When a lack of trust between China and the West weakens dangerously the capacity of the international community to tackle crises, Beijing's growing involvement in peacekeeping constitutes a unique opportunity to activate a Sino-Western dialogue on some of the most sensitive security issues.
Fundamentally, a general agreement on the notion that Beijing has to be seen as one of the co-architects of the 21st century peacekeeping doctrine and practice would be a significant progress for the world. None of the UN's 17 specialized agencies has its headquarters in China, but it would make great sense to have Beijing as a central node of the international peacekeeping network in an effort to adjust to new global dynamics. The rearrangement of world power implies a new division of responsibilities and an improvement of the global governance conceived after World War II.
Such needs would certainly change the status quo. The useful US-based Peace Operations Training Institute does not even have on its nine-member board one Chinese expert, although the world's most populous country is the largest contributor of peacekeepers from among the Security Council permanent members.
While it is obvious that there cannot be any genuine reflection on the improvement of global governance without Chinese participation, 12 years ago, when former UN secretary-general Kofi Annan asked a group of specialists to assess the shortcomings of the peacekeeping system, Algerian diplomat Lakhdar Brahimi chaired a panel in which China had no representative.
In 2009, China's Ministry of Defense established in the north of Beijing a UN peacekeeping training center. It could, as a result of a coordinated strategy, not only serve as a platform where international troops train and prepare their specific missions, but also stand as an institution where research and teaching on 21st century peacekeeping could be organized.
In the "China-threat" narrative, the People's Liberation Army, portrayed as an antagonistic force, is a source of fear, a sentiment which remains in the Cold War cliche of the Canadian statesman Lester Pearson, "the greatest enemy of peace", but when the Chinese military cooperates with other armies to protect life and to establish the conditions for socio-economic development, it not only contributes to easing of mutual suspicion, but also puts the parties on the path toward strategic trust.
Despite the rhetorical and foolish China-bashing, Sino-Western synergies are real and demonstrate that China's re-emergence is profoundly compatible with Western modernity.

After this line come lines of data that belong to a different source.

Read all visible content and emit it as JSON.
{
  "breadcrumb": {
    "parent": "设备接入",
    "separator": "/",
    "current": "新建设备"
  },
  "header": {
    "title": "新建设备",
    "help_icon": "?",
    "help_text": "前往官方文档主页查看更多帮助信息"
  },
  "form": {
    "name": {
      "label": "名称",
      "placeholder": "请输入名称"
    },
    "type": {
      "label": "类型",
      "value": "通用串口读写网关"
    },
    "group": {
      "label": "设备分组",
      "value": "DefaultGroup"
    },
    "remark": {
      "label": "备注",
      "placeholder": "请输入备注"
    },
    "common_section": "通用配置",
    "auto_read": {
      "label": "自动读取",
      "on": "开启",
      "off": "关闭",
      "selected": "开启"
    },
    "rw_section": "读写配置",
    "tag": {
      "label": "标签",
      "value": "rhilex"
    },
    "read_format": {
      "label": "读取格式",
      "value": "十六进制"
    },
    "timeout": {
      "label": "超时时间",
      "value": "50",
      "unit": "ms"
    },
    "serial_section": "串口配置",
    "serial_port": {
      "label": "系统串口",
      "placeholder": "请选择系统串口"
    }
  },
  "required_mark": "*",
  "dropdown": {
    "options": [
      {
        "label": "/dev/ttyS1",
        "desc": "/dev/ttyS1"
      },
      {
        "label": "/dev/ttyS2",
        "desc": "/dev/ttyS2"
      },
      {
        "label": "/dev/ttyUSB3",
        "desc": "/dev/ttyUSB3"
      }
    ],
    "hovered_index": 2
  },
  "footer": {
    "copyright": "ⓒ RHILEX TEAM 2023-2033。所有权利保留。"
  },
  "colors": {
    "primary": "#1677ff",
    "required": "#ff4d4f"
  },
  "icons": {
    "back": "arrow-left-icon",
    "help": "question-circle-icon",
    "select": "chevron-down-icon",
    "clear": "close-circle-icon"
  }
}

Last month, while visiting the PLA Engineering Academy of Armored Forces in Beijing, US Secretary of Defense Leon Panetta declared: "China's rise has brought millions out of poverty and helped to make the world a more prosperous place. I believe that it can also make the world a more secure place. If we work together - if we work together to build an enduring foundation for military-to-military relations between the United States and China, we can achieve greater prosperity and security in the Asia-Pacific region."
Far from being a threat, a disciplined, responsible and open PLA is as much a source of stability and security as any other Western military force, the most powerful one included.
The author is director of the Academia Sinica Europaea at China Europe International Business School, Shanghai, Beijing and Accra, and founder of the Euro-China Forum.